-
Notifications
You must be signed in to change notification settings - Fork 9
Description
Apologies in advance - I used Claude to help draft this - so it does not sound like me :(. But it does a good job of representing the motivating problem, solution, and potential issues.
Problem
Currently, scenario_list() returns a list of named vectors. This works well when all parameters are the same type, but when parameters have mixed types (e.g., numeric and character), R coerces the entire vector to character. This makes numeric values unusable without manual conversion.
Example:
scenarios <- scenario_list(
effect = c(0.5, 1.0), # numeric
method = c("A", "B") # character
)
scenarios[[1]]
# effect method scenario
# "0.5" "A" "1" # effect is now character, not numeric!
Root Cause
The function uses:
expand.grid()- creates a data.frame (handles mixed types correctly)asplit()- converts data.frame rows to vectors (forces type coercion)
Proposed Solution
Replace asplit() with split(), which creates a list of single-row data.frames instead of vectors. Data.frames naturally preserve mixed types.
Implementation:
# Current (line ~XX):
scenarios <- asplit(argmat, MARGIN = 1)
# Proposed:
scenarios <- split(x = argmat, f = seq_len(nrow(argmat)))
Result:
scenarios[[1]]
# effect method scenario
# 0.5 A 1 # types preserved!
Breaking Change Concern
This change may break existing user code that converts scenarios to data.tables.
Current pattern (that will break):
argsvec <- scenarios[[1]] # named vector
summary_stats <- data.table(t(argsvec), power = 0.8)
# t() transposes vector to single row
New pattern (required after change):
argsvec <- scenarios[[1]] # single-row data.frame
summary_stats <- data.table(argsvec, power = 0.8)
# No transpose needed - more intuitive!
# Alternative:
summary_stats <- as.data.table(argsvec)[, power := 0.8]
With the change, data.table(t(argsvec)) will produce incorrect results because t() on a data.frame creates a matrix with different behavior.
Questions for Discussion
-
Is this breaking change justified? The current behavior produces incorrect results with mixed types, which seems like a more serious issue than breaking code that uses
t(). -
Migration strategy options:
- Document as breaking change with clear migration guide in NEWS
- Add temporary package option for legacy behavior (e.g.,
options(simstudy.legacy_scenarios = TRUE)) - Provide helper function (e.g.,
scenario_to_dt()) for easier conversion - Detect and warn when old pattern is used (harder to implement)
-
Version bump: Should this be a major version bump given the breaking change?
-
Communication: Update vignettes, add prominent NEWS entry, consider blog post about migration?

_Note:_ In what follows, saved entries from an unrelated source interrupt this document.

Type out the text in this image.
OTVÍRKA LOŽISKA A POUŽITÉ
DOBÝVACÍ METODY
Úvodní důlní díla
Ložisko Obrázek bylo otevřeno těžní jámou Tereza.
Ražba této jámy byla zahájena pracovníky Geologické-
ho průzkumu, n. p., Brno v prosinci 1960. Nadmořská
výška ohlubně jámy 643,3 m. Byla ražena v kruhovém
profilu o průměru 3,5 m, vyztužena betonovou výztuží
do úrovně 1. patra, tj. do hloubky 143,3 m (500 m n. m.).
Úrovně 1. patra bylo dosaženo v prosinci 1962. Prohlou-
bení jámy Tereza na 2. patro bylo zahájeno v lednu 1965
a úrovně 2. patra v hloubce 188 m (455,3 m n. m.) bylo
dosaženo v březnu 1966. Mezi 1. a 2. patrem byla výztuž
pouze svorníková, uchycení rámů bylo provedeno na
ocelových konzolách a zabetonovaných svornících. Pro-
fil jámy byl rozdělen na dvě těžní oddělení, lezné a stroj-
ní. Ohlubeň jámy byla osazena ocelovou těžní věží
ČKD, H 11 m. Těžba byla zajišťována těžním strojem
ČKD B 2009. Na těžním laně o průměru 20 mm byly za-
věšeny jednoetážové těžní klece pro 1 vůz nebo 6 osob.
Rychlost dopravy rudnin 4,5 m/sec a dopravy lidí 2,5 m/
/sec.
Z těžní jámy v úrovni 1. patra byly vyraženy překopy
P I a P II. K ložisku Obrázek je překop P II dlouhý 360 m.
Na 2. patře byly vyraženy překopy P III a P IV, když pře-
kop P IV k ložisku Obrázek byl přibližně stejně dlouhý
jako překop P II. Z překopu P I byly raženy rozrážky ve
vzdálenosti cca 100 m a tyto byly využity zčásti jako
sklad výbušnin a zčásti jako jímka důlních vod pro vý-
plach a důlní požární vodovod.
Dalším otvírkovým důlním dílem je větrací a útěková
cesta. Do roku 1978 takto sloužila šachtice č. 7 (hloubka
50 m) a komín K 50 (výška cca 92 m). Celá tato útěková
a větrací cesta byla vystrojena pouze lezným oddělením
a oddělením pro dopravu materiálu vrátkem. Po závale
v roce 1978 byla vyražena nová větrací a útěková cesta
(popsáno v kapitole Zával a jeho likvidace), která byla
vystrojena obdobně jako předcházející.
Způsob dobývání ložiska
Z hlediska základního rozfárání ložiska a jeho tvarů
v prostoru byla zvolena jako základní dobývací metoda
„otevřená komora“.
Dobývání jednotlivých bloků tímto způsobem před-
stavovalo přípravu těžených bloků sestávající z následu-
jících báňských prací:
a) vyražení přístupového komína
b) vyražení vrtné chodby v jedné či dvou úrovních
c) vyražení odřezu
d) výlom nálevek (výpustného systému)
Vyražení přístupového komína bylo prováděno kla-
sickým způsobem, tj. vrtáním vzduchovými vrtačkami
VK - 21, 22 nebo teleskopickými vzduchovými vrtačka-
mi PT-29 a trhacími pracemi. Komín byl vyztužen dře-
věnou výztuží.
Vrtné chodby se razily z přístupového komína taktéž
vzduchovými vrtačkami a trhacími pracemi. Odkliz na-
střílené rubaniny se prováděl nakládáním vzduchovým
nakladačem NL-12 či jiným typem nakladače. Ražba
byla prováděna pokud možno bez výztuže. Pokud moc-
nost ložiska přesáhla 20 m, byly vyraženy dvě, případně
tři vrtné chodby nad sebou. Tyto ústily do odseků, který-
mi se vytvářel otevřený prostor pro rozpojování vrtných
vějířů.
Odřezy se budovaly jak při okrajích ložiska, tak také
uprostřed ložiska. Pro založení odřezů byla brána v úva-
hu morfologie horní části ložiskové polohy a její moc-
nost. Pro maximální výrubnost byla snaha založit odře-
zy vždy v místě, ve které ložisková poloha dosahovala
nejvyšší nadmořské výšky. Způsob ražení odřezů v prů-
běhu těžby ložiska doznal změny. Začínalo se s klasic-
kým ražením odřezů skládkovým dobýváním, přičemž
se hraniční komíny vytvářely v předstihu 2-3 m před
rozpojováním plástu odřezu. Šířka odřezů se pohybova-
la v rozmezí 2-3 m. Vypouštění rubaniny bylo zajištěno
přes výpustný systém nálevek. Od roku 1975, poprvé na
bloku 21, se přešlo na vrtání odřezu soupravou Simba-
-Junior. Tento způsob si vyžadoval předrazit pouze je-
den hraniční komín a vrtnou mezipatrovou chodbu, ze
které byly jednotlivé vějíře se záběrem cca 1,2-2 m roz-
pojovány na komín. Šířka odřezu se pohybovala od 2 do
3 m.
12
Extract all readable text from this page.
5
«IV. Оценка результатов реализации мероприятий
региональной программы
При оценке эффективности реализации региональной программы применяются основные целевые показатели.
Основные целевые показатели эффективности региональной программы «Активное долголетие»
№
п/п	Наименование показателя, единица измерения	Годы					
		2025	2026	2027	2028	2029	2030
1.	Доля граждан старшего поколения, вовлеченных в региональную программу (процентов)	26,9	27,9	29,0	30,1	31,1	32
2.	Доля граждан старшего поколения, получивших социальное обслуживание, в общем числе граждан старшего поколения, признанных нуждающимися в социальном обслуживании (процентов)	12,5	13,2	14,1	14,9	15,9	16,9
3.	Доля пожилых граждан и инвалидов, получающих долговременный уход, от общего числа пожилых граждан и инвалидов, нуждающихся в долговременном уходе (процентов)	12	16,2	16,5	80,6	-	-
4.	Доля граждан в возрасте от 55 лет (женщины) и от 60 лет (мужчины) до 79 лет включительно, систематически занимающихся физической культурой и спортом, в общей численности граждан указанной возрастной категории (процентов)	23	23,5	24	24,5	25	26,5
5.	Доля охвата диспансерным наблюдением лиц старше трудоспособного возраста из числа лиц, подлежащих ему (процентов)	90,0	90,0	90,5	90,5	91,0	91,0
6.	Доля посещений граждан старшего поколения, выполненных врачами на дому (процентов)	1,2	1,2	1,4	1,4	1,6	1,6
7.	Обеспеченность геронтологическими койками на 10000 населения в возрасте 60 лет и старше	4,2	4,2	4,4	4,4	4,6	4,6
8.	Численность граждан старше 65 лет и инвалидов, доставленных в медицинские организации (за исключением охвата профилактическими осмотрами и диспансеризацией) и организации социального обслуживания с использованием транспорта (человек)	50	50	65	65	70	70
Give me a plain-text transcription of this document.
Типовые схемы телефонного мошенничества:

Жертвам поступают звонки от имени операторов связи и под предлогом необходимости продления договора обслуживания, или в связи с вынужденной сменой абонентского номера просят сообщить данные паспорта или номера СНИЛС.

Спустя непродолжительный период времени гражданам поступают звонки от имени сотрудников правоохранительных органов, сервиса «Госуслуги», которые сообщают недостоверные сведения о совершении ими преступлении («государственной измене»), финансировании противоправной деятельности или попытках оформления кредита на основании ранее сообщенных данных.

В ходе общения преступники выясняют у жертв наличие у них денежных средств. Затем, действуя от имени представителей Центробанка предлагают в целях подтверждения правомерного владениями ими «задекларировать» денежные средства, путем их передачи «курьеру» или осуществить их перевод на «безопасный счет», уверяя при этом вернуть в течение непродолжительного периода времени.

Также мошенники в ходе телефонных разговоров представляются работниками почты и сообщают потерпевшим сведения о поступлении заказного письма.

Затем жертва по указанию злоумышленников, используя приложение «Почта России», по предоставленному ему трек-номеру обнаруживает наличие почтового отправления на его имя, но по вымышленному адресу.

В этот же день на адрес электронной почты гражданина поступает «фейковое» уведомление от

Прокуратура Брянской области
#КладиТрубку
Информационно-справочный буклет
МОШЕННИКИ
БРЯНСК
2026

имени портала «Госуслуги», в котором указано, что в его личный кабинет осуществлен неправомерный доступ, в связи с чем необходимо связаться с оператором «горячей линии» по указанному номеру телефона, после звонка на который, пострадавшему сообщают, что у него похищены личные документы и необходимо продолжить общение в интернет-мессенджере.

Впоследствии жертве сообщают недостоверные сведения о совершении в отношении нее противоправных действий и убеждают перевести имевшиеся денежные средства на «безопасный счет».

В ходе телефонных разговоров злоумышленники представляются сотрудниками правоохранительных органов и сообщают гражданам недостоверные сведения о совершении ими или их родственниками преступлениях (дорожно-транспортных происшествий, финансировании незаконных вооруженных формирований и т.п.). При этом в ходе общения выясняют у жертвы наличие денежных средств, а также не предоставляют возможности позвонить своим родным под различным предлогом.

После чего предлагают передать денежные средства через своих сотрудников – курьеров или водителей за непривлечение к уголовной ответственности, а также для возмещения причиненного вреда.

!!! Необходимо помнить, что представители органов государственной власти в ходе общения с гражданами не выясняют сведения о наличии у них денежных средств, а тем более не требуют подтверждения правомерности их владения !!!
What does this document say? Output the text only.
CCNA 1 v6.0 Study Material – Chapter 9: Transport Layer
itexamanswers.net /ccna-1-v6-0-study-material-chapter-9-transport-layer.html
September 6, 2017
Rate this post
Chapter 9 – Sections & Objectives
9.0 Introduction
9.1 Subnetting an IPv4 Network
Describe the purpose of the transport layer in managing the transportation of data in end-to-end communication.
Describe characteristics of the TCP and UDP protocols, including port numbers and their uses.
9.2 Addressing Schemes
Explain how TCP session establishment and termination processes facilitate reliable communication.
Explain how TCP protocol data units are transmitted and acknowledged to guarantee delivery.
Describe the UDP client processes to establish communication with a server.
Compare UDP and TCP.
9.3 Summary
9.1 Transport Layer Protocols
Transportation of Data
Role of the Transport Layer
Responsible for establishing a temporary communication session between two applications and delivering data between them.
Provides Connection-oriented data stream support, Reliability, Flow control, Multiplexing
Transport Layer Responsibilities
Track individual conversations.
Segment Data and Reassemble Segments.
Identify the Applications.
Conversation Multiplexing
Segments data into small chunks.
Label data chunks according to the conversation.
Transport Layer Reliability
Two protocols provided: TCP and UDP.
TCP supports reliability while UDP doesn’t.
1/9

Recommendation (from Claude)
Proceed with the change because:
- Fixes a real bug (incorrect behavior with mixed types)
- New pattern is more intuitive (no transpose needed)
- Migration is straightforward for affected users
- Properly documented breaking change is better than silent incorrect behavior
I am inclined to agree with this approach, because I doubt it affects too many people, maybe only me, but need to think about it.